Dow, bleeding, seared with fire and with broken bones, somehow still managed to call 911, alerting authorities. The foursome fled before they arrived though.

“With one hand broken and her arm broken in four places, she pulled the top off of the gallon of water, poured it over her head and put out the fire,” Beth Dow, the victim’s daughter-in-law said, speaking to WGCL-TV. “She then drug herself into the den on her broken arms to get to her cellphone to call 911. She said, ‘I thought they were going to kill me’. They told her that she was never going to see her sons again.”

Investigators think a visitor snuck a cell phone camera into a visitation room inside the jail. Sheriff Smith says deputies are reviewing surveillance video from the jail to see who smuggled the cell phone illegally into the facility.

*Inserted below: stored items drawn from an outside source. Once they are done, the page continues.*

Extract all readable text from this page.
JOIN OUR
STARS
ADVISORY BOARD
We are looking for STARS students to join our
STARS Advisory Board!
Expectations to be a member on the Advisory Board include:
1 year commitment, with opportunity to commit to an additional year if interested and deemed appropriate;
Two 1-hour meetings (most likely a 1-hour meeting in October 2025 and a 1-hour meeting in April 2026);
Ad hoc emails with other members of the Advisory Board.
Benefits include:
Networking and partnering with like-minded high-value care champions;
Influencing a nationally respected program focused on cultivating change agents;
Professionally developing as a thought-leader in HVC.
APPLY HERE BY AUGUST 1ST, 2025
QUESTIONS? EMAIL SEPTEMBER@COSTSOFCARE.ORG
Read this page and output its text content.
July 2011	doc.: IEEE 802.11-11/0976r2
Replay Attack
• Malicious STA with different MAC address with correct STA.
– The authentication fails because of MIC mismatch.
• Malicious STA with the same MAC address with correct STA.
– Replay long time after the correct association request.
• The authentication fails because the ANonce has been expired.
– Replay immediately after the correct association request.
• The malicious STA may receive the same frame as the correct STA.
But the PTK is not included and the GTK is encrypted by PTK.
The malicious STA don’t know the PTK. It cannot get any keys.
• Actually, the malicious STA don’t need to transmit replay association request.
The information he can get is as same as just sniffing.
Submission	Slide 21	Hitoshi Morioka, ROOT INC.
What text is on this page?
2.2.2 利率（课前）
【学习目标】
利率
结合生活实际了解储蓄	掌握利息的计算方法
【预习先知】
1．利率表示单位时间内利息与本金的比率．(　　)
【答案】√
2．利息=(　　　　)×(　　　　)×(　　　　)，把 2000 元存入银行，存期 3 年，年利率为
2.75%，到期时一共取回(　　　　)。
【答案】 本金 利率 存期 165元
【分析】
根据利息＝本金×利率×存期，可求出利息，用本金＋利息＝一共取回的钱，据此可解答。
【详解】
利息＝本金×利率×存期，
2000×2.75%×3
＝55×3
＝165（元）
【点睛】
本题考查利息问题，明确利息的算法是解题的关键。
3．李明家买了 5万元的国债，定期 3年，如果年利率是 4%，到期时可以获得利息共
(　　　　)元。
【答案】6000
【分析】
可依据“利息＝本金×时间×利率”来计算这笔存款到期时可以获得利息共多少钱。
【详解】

CBS46 talked with  who lives in Oregon. She says she loves her daughter but doesn't like what she did to another family.

"This isn't right," said Ellerly's mother, Sherry Lee Ellerly, who was reached by CBS46. "She's in there for a reason, and it shouldn't be like she's smiling and having fun while another family is sad and grieving."

Sheriff Chuck Smith told the TV station that jail doesn't have metal detectors or subject visitors to patdowns -- something that may change after he conducts a staff review because of this incident.

"We're going to make sure our jail staff is following the procedures," Smith is quoted as saying. "We're also going to use our video surveillance that we have here within the jail, and this is going to help us identify this person. That's why this person is going to be held responsible."

The case stoke racial flames when a conservative website shared a click-bait headline claiming the attack by a "black gang" on a "white grandmother" was racially motivated.